Gandal besides states that “ the ultimate wickedness in slum literature was a adult female ‘s loss of pureness ” ( 762 ) . It was Maggie ‘s loss of pureness and the publicized sexual relationship with Pete by Jimmie and his female parent that resulted in her being ostracized from slum society. After Pete leaves her, she attempts to return to the place that casted her out, but is merely welcomed by her cruel female parent, disgusted by her girl ‘s dross, who declares “ Dere she standsaˆ¦Dere she stands! Lookut her! Ain ‘ she a dindy? An ‘ she was so good as to come place teh her mudder, she was! Ain ‘ she a beaut ‘ ? Ain ‘ she a dindy? Fer Gawd ‘s interest ” ( 51 ) ! After her female parent ‘s proclamation to the tenement neighbours, Maggie experiences an rousing similar to Edna. The storyteller states, “ The mockery calls ended in another explosion of shrill laughter. The miss seemed to rouse ” ( 51 ) . Like Edna, she comes to recognize that society does non let motion. Rejected both by the slum society and Pete, she is faced with the world that she will ne’er get married, her merely means to get away, and resorts to harlotry and so suicide.
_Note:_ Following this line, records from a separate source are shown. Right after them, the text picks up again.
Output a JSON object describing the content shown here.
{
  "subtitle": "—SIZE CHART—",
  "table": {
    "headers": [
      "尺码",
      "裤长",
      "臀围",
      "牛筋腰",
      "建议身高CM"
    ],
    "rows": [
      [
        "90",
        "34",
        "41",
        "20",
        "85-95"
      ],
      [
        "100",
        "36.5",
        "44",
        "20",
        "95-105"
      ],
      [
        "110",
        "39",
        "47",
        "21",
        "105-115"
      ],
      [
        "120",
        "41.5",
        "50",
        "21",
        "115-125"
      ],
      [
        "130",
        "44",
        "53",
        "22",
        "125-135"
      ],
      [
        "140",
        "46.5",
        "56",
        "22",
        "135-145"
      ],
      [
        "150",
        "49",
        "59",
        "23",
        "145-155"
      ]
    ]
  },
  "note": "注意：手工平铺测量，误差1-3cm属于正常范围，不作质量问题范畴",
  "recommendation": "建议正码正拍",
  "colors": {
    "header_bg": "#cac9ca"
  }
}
Kate Chopin ‘s The Awakening and Stephen Crane ‘s Maggie: A Girl of the Streets illustrate the ineluctable, destructive forces of society. Maggie, a hapless miss of the streets, efforts to interrupt free from the slum-life and travel up the societal ladder, but fails to make so because of the tight restraints of society that do non let for aberrances. Maggie has fallen, losing her virginity, and the lone manner for her to acquire salvation is through “ matrimony or self-destruction ” ( Randal 763 ) . Forsakened by Pete and the possibility of matrimony, she turns to suicide, submerging herself in a river. In comparing, Edna Pontellier, a adult female married to an highly affluent adult male, suffers from the same societal restraints which weigh her down and seek to smother her. For Edna, the force per unit areas of society and its inescapability finally consequences in her decease as she drowns herself in the sea.